I can’t get myself out there on the dating scene until I lose these 20 pounds.
I can’t get into a serious relationship with anyone until I’m making more money.
Who would want me now?
Welcome to the “Someday, Maybe” syndrome.
And we all suffer from it. . . to varying degrees.
We define who we are by external things like bank account balances, our weight, or our status.
And if we haven’t achieved these superficial goals, we create a story about why we haven’t. . .a very disempowering story that we are not worthy.
We become the story we tell ourselves. And we believe it to be true. It’s these stories we tell ourselves that keep us from being happy. . . .from truly connecting with others.
But you can do something about this situation.
You can distinguish fact from fiction by taking the following steps:
- Identifying the basic story that you’re telling yourself
- Getting clear about the more general disempowering story that’s dictating your belief.

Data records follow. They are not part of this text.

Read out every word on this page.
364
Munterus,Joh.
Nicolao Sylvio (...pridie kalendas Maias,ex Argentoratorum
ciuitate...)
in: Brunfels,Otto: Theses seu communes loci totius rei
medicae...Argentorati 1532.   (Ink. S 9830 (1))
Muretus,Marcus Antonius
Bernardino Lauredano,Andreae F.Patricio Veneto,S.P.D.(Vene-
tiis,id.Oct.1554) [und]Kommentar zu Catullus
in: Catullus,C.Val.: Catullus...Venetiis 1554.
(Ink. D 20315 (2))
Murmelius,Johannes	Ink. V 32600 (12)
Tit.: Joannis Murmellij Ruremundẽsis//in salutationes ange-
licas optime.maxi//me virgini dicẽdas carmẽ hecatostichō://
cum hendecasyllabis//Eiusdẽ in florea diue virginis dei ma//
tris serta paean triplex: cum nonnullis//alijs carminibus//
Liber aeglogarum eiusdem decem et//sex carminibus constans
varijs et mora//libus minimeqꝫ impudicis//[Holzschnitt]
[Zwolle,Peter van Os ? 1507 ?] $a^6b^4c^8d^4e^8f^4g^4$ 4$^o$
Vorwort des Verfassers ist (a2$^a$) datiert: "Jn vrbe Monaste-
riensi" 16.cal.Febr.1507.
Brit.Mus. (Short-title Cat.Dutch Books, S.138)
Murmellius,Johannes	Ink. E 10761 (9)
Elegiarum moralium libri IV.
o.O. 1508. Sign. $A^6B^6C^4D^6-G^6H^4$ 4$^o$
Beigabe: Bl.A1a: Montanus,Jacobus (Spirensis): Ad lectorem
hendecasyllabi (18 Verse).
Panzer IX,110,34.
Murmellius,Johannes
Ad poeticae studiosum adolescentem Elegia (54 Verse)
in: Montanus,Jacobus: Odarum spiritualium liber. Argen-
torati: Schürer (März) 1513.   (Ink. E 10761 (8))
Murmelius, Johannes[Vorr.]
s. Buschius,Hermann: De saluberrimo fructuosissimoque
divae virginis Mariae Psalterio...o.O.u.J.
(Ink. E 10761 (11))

- Replacing the story with an empowering statement that asserts your value.
Example #1
Basic Story: No one will want me until I lose some weight.
General Disempowering Story: There’s something wrong with me. I’m not good enough as I am.
Empowering Statement: I am a generous, free-spirited person who loves to do things for others and deserves to meet my special person. It’s fine if I want to lose some weight and get healthier, but my weight does not define my value as an individual. I don’t need to put off dating until I reach some ideal weight.
Example #2
Basic Story: No one will want to get into a serious relationship with me because I don’t make enough money.
General Disempowering Story: I feel like a worthless loser.
Empowering Statement: I’m a highly motivated person who’s passionate about my work, and I want to make many positive contributions to the world. Now, as I’m on the path to accomplishing my goals, is the perfect time to find a soul mate to share life’s ups and downs.
It’s not the few extra pounds or our bank balance that hurts us. It’s the disempowering stories we tell ourselves that cause us to suffer.
We carry around so many stories from our past relationships, perceived failures, and worries about the future that we often sabotage our dreams. We become small and don’t live wholeheartedly.
In The Gifts of Imperfection: Let Go of Who You Think You’re Supposed to Be and Embrace Who You Are–one of my favorite books on the topic–Brene Brown describes wholehearted living.
Wholehearted living is about engaging in our lives from a place of worthiness. It means cultivating the courage, compassion, and connection to wake up in the morning and think, “No matter what gets done and how much is left undone, I am enough.” It’s going to bed at night thinking, “Yes, I am imperfect and vulnerable and sometimes afraid, but that doesn’t change the truth that I am also brave and worthy of love and belonging.”
You know what? You are divine as you are. You are perfect as you are.
When you define yourself by your achievements, you are missing out on living a big life. Your Life.
When we allow fear, shame and “if onlys” to dictate who we are, we are missing out on the juice of life—of what we need and crave the most: Connection, love, and belonging.
It’s great to set goals. We all need to be continually growing and learning.
We need to develop specific practices to nurture self-love and compassion for ourselves instead of falling into the story of “I’m not worthy.”
Because if we don’t, all that happens is time passes and we get older.
What are you going to do this week to engage in wholehearted living?